CT saturation in a high impedance scheme

[cesgibis]

Hi,
When an internal fault occurs in a high impedance differential protection (whether REF or bus bar),the voltage across the relay can reach high levels, because the CTs are supposed to force their secondary currents into the high impedance branch.
1) But does this push the CTs into early and very quick saturation, the burden of the CTs being very high in this case ?
2) and when in saturation, normally the output of the CTs is close to zero. so how does the relay trip of no current is generated by the CTs. Also a saturated CT has a very low magnetising reactance (close to a short circuit) so the voltage across the High impedance module is non-existant. So how does it trip ?
Thanks for your assistance in understanding this.

 

[stevenal]

I suggest you go to selinc.com, register (free), and download the 587Z manual.

 

[jghrist]

High impedance differential relays are fairly tolerant of CT saturation.

 

[inpran]

@cesgibis:
1. For an internal fault, as pointed by you

"When an internal fault occurs in a high impedance differential protection (whether REF or bus bar),the voltage across the relay can reach high levels"

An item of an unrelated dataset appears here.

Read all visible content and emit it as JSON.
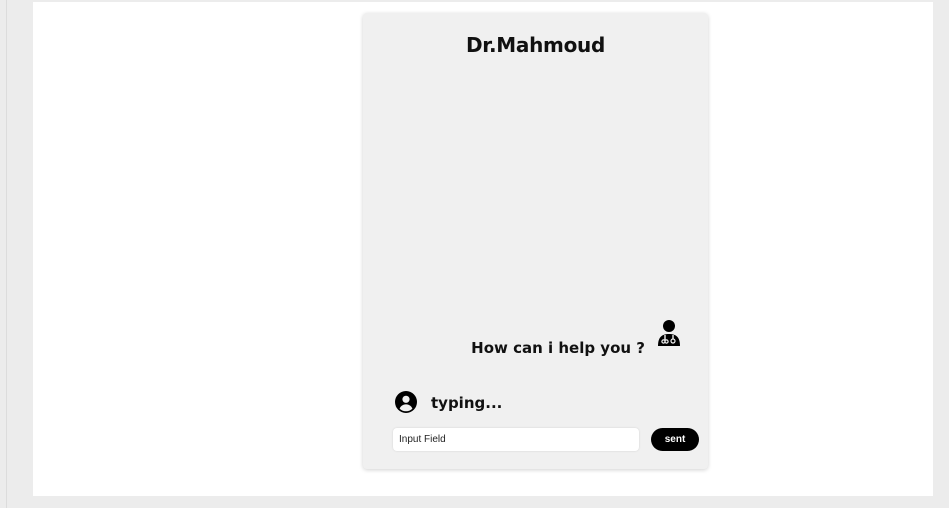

The fault current will enter the high impedance circuit resulting in raise in voltage. The relay will issue a trip based on this voltage. Further, calculation of this voltage setting will be carried out considering the saturation voltage of the connected CT cores and the CT lead resistance and thus, as clarified by jghrist, the protection will be fairly tolerant of CT saturation as should be the case.

2. Now, for a through fault if one of the CT is driven to saturation, you have already pointed out that no voltage will be appearing across the relay and hence there will not be any trip.